French Music Research Hub

The Royal Birmingham Conservatoire’s research and teaching in historical, analytical and critical musicology enjoys world-leading expertise in specific areas of French music studies, which led to the founding of the French Music Research Hub in early 2014.

Call for proposals - Timbre and Colour in French Music: A Symposium 2025

The Hub aims to foster the highest standards of scholarly engagement with, and performance-based practice of, a broad repertoire of French music (especially of the 17th, 18th and 20th centuries). In establishing strong, sustainable academic and practice-related leadership at a world-leading level, the Hub has already proved itself in a robust position to attract substantial external funding and to provide recruitment opportunities for doctoral and masters’ students. In addition, its research informs undergraduate elective courses in French music and culture.

We are proud to host the major AHRC-funded project: ‘Accenting the Classics: Durand’s Édition classique (c. 1915–25) as a French Prism on the Musical Past’, which runs from 2016 to 2019 (full value, £461,583): see Funded Projects. This research focuses on analytical, editorial and cultural study of a large-scale French edition of European piano/keyboard music, from around World War I through to the early years of French neoclassicism.

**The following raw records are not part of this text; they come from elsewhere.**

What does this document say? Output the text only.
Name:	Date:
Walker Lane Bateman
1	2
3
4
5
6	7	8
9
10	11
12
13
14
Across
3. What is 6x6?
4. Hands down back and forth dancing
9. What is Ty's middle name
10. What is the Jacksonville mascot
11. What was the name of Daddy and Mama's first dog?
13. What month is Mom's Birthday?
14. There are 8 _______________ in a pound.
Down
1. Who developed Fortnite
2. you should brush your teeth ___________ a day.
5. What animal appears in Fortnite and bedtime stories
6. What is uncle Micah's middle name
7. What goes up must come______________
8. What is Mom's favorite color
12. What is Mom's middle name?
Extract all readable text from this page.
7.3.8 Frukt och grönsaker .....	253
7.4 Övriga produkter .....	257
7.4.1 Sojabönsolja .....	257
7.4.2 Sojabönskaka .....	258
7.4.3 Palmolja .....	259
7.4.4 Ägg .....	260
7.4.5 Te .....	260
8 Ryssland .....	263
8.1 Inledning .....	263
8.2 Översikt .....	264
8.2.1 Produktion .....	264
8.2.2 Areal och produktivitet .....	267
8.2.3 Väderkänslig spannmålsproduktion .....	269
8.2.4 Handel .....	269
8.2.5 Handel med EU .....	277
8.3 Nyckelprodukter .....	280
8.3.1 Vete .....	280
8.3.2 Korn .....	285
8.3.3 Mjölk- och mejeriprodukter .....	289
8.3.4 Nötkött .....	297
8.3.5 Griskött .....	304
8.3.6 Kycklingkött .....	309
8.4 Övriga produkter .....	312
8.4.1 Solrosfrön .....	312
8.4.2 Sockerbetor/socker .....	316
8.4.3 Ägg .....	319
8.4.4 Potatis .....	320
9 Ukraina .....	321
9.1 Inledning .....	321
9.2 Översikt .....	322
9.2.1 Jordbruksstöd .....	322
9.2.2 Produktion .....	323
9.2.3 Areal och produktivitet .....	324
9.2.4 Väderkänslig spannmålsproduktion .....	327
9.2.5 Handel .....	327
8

The Hub’s main themes relate to rigorous, innovative exploration of:

  • French composer studies (17th–20th centuries), including Lully, Charpentier, Marais, Couperin and Rameau; Ravel, Les Six (Milhaud, Poulenc, Honegger, Tailleferre), Messiaen and Jolivet
  • Theory and analysis of French music
  • Critical source, sketch and archival studies of French music
  • French music editions and critical, historical performance practice
  • French national and transnational cultural identities
  • French cultural milieu: wartime, religion, institutions, publishing, political propaganda
  • Interdisciplinary connections with opera, ballet, dance and jazz

Principal research objectives include:

  • To act as a lively forum for French music enquiry, including performance
  • To research and develop work around the given themes at local, national and international levels, for the benefit of scholarship, other researchers, doctoral and undergraduate students, the public and wider communities (including the Hub’s edited book: Historical Interplay in French Music and Culture, 1860-1960, Routledge, 2018)
  • To work with other related organisations to develop high-level partnerships (including with the Royal Northern College of Music, Manchester)
  • To organise seminars and international conferences around French music, including Editing, Performing and Re-Composing the Musical Past: French Neoclassicism (1870–), 5–7 September 2018

Key Staff

  • Christopher Dingle: Director, French Music Research Hub (especially Olivier Messiaen and Joseph Bologne, Chevalier de Saint-Georges)
  • Dr Caroline Potter (Visiting Reader in Music): (especially Lili Boulanger, Boulez, Dutilleux and Satie)
  • Prof Graham Sadler: (especially Jean-Philippe Rameau and Jean-Baptiste Lully)
  • Dr Shirley Thompson: (especially Marc-Antoine Charpentier)
  • Emeritus Professor Deborah Mawer: Founder, French Music Research Hub (especially the music of Maurice Ravel and Darius Milhaud). N.B. Prof. Mawer is now retired so is not accepting new research students.